EPA previously issued a Federal Register notice on December 21, 2017, stating that it “expects to publish a Notice of Proposed Rulemaking in FY 2018 to solicit public input on proposed revisions to the WPS requirements for minimum age, designated representative, and application exclusion zone.” In this 2017 notice, EPA stated that it did not expect to issue the NOA for training materials addressing the 2015 WPS rule until after completing a rulemaking concerning these proposed revisions. This deferral of the NOA would have significantly delayed the expanded training for handlers and agricultural workers contemplated by the 2015 rule. In the NOA, EPA states that it is still reconsidering the same three requirements, and that “if those requirements are changed through a final rulemaking, training materials may need to be amended to reflect such changes.”

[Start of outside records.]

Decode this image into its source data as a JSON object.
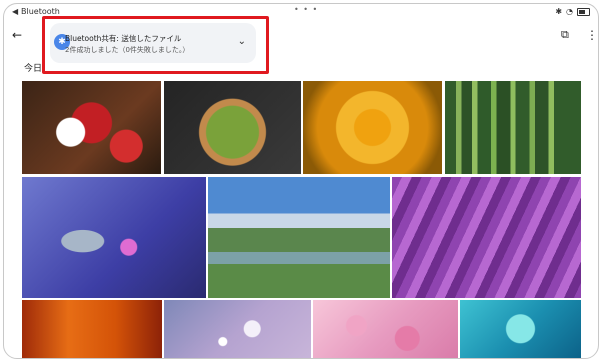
{
  "status_bar": {
    "back_glyph": "◀",
    "app": "Bluetooth",
    "dots": "• • •",
    "bluetooth_icon": "✱",
    "battery_text": "🔋"
  },
  "toolbar": {
    "back_icon": "←",
    "cast_icon": "⧉",
    "more_icon": "⋮",
    "date_header": "今日"
  },
  "notification": {
    "icon": "✱",
    "title": "Bluetooth共有: 送信したファイル",
    "body": "2件成功しました（0件失敗しました。）",
    "chevron": "⌄"
  },
  "photos": [
    {
      "name": "strawberries"
    },
    {
      "name": "spinach"
    },
    {
      "name": "yellow-rose"
    },
    {
      "name": "grass"
    },
    {
      "name": "water-lily"
    },
    {
      "name": "mountain-valley"
    },
    {
      "name": "lavender-field"
    },
    {
      "name": "autumn-forest"
    },
    {
      "name": "sparkles"
    },
    {
      "name": "cherry-blossoms"
    },
    {
      "name": "underwater"
    }
  ]
}
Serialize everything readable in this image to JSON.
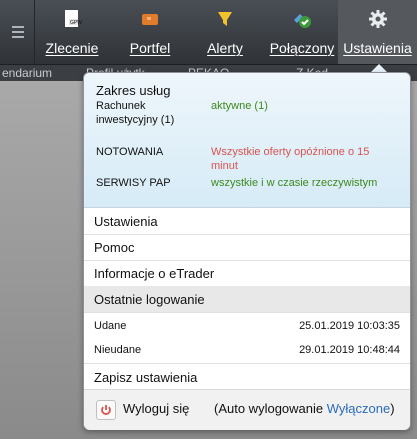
{
  "toolbar": {
    "items": [
      {
        "label": "Zlecenie",
        "icon": "order-icon"
      },
      {
        "label": "Portfel",
        "icon": "wallet-icon"
      },
      {
        "label": "Alerty",
        "icon": "alert-icon"
      },
      {
        "label": "Połączony",
        "icon": "connected-icon"
      },
      {
        "label": "Ustawienia",
        "icon": "gear-icon"
      }
    ]
  },
  "strip": {
    "items": [
      "endarium",
      "Profil użytk.",
      "PEKAO",
      "Z Kod"
    ]
  },
  "services": {
    "title": "Zakres usług",
    "rows": [
      {
        "key": "Rachunek inwestycyjny (1)",
        "value": "aktywne (1)",
        "status": "green"
      },
      {
        "key": "NOTOWANIA",
        "value": "Wszystkie oferty opóźnione o 15 minut",
        "status": "red"
      },
      {
        "key": "SERWISY PAP",
        "value": "wszystkie i w czasie rzeczywistym",
        "status": "green"
      }
    ]
  },
  "menu": {
    "settings": "Ustawienia",
    "help": "Pomoc",
    "about": "Informacje o eTrader",
    "last_login_header": "Ostatnie logowanie",
    "success_label": "Udane",
    "success_date": "25.01.2019 10:03:35",
    "failed_label": "Nieudane",
    "failed_date": "29.01.2019 10:48:44",
    "save_settings": "Zapisz ustawienia"
  },
  "footer": {
    "logout": "Wyloguj się",
    "auto_prefix": "(Auto wylogowanie ",
    "auto_link": "Wyłączone",
    "auto_suffix": ")"
  },
  "colors": {
    "green": "#3d8a1c",
    "red": "#d9534f",
    "link": "#2a6bbd"
  }
}
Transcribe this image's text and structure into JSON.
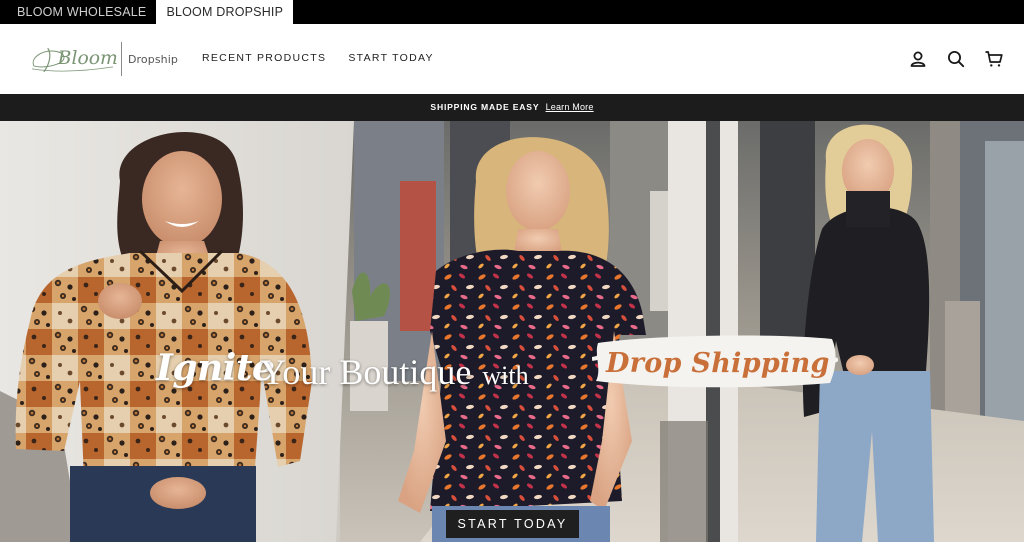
{
  "store_switcher": {
    "tabs": [
      {
        "label": "BLOOM WHOLESALE",
        "active": false
      },
      {
        "label": "BLOOM DROPSHIP",
        "active": true
      }
    ]
  },
  "header": {
    "logo": {
      "script": "Bloom",
      "sub": "Dropship"
    },
    "nav": [
      {
        "label": "RECENT PRODUCTS"
      },
      {
        "label": "START TODAY"
      }
    ],
    "icons": {
      "account": "user-icon",
      "search": "search-icon",
      "cart": "cart-icon"
    }
  },
  "announcement": {
    "text": "SHIPPING MADE EASY",
    "link": "Learn More"
  },
  "hero": {
    "headline": {
      "script_word": "Ignite",
      "middle": "Your Boutique",
      "joiner": "with",
      "highlight": "Drop Shipping"
    },
    "cta_label": "START TODAY",
    "colors": {
      "highlight_text": "#c9703a",
      "cta_background": "#1f1f1f"
    }
  }
}
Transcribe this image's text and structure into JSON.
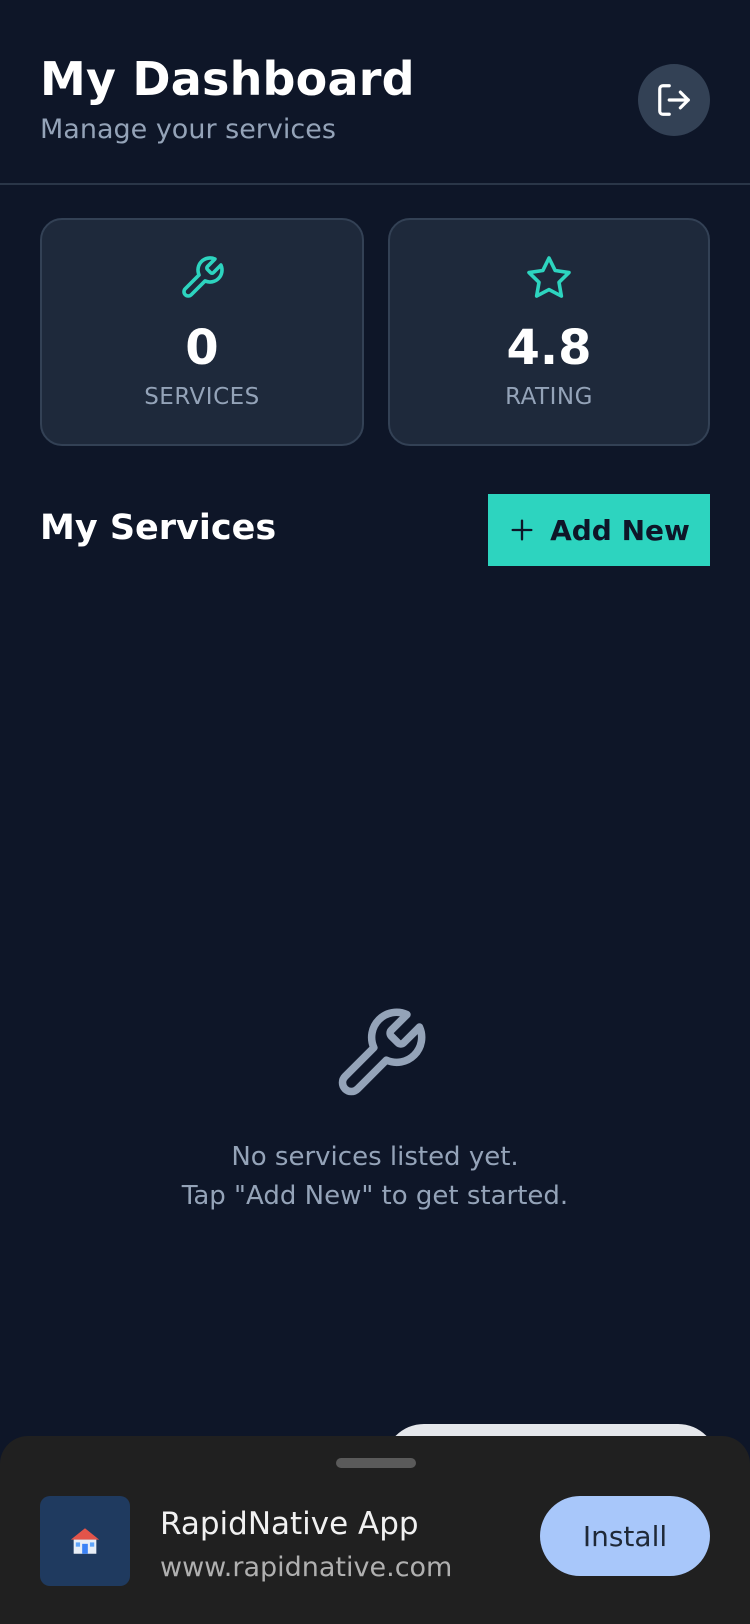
{
  "header": {
    "title": "My Dashboard",
    "subtitle": "Manage your services",
    "logout_icon": "logout-icon"
  },
  "stats": [
    {
      "icon": "wrench-icon",
      "value": "0",
      "label": "SERVICES"
    },
    {
      "icon": "star-icon",
      "value": "4.8",
      "label": "RATING"
    }
  ],
  "services_section": {
    "title": "My Services",
    "add_button_label": "Add New",
    "add_icon": "plus-icon"
  },
  "empty_state": {
    "icon": "wrench-icon",
    "line1": "No services listed yet.",
    "line2": "Tap \"Add New\" to get started."
  },
  "install_banner": {
    "app_name": "RapidNative App",
    "app_url": "www.rapidnative.com",
    "install_label": "Install",
    "app_icon": "house-icon"
  },
  "colors": {
    "background": "#0e1628",
    "card": "#1e293b",
    "accent": "#2dd4bf",
    "muted_text": "#94a3b8",
    "install_button": "#a8c7fa"
  }
}
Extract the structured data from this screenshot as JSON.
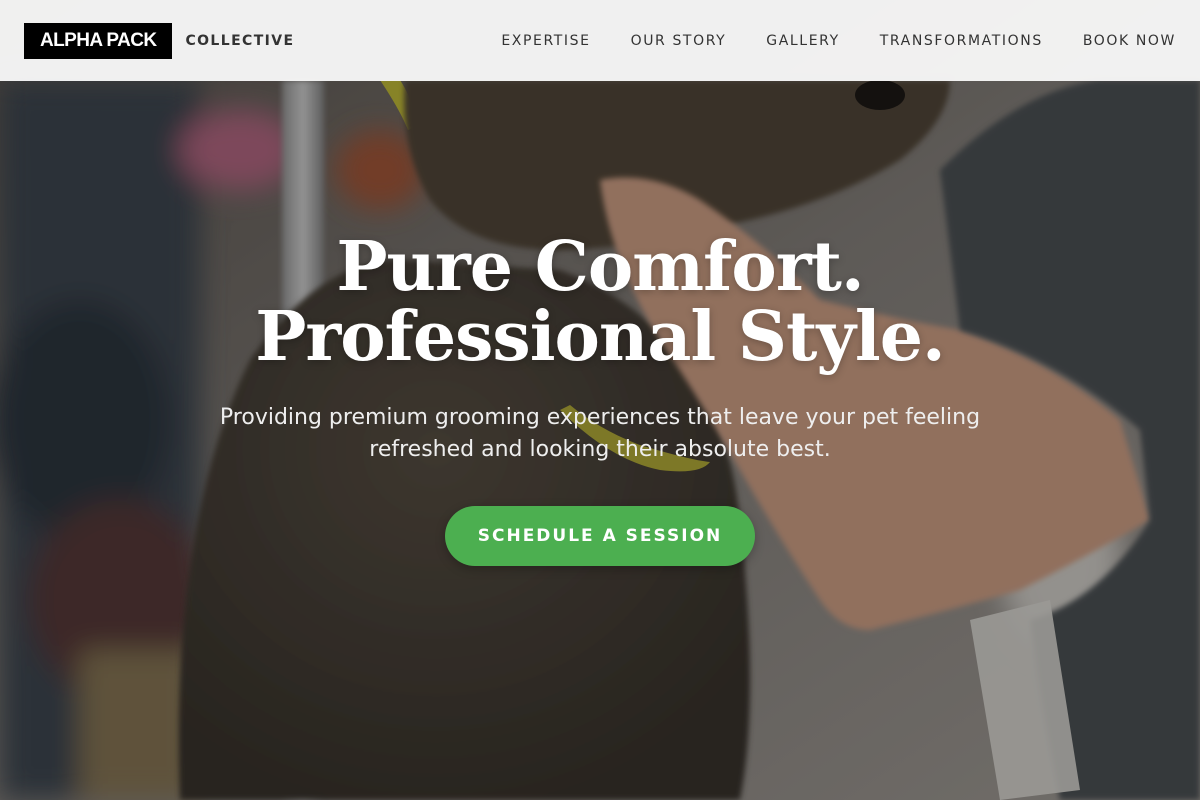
{
  "header": {
    "logo_text": "ALPHA PACK",
    "logo_subtext": "COLLECTIVE",
    "nav": [
      {
        "label": "EXPERTISE"
      },
      {
        "label": "OUR STORY"
      },
      {
        "label": "GALLERY"
      },
      {
        "label": "TRANSFORMATIONS"
      },
      {
        "label": "BOOK NOW"
      }
    ]
  },
  "hero": {
    "title_line1": "Pure Comfort.",
    "title_line2": "Professional Style.",
    "subtitle": "Providing premium grooming experiences that leave your pet feeling refreshed and looking their absolute best.",
    "cta_label": "SCHEDULE A SESSION",
    "background_image": "poodle-grooming-photo"
  },
  "colors": {
    "accent": "#4caf50",
    "header_bg": "#f6f6f6",
    "logo_bg": "#000000"
  }
}
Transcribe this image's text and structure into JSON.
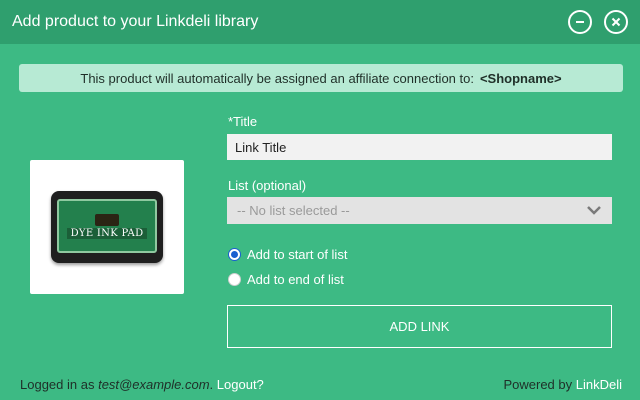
{
  "header": {
    "title": "Add product to your Linkdeli library",
    "icons": [
      "minimize-icon",
      "close-icon"
    ]
  },
  "banner": {
    "text": "This product will automatically be assigned an affiliate connection to:",
    "shop": "<Shopname>"
  },
  "product": {
    "image_text": "DYE INK PAD"
  },
  "form": {
    "title_label": "*Title",
    "title_value": "Link Title",
    "list_label": "List (optional)",
    "list_selected": "-- No list selected --",
    "radio_start_label": "Add to start of list",
    "radio_end_label": "Add to end of list",
    "radio_selected": "start",
    "submit_label": "ADD LINK"
  },
  "footer": {
    "logged_in_prefix": "Logged in as",
    "email": "test@example.com",
    "separator": ".",
    "logout": "Logout?",
    "powered_by": "Powered by",
    "brand": "LinkDeli"
  },
  "colors": {
    "background": "#3dba84",
    "header": "#2f9f6e",
    "banner": "#b7ead4",
    "radio_accent": "#1a5fd0"
  }
}
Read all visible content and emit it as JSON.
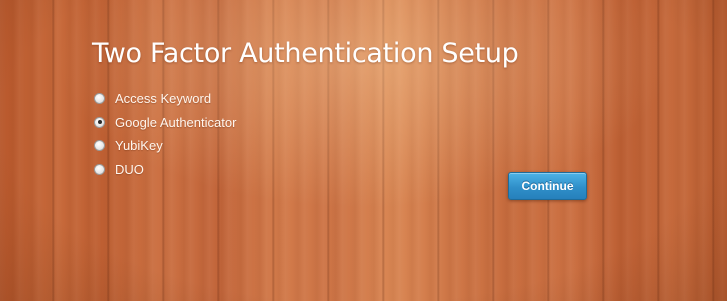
{
  "page": {
    "title": "Two Factor Authentication Setup"
  },
  "options": [
    {
      "label": "Access Keyword",
      "checked": false
    },
    {
      "label": "Google Authenticator",
      "checked": true
    },
    {
      "label": "YubiKey",
      "checked": false
    },
    {
      "label": "DUO",
      "checked": false
    }
  ],
  "actions": {
    "continue_label": "Continue"
  },
  "colors": {
    "button": "#2f8fc9",
    "title_text": "#ffffff",
    "background_wood": "#c7693a"
  }
}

On May 30, 2018, two complaints were filed against EPA in the United States District Court for the Southern District of New York challenging EPA’s decision to defer publication of the NOA. More information on these lawsuits is available in our blog item "Lawsuits Filed in Federal District Court Regarding WPS Training Delay." Because publication of the new NOA will afford the plaintiffs in these cases all of the substantive relief they were seeking, it appears that these actions will now be moot other than any request for attorney’s fees and costs incurred by the plaintiffs.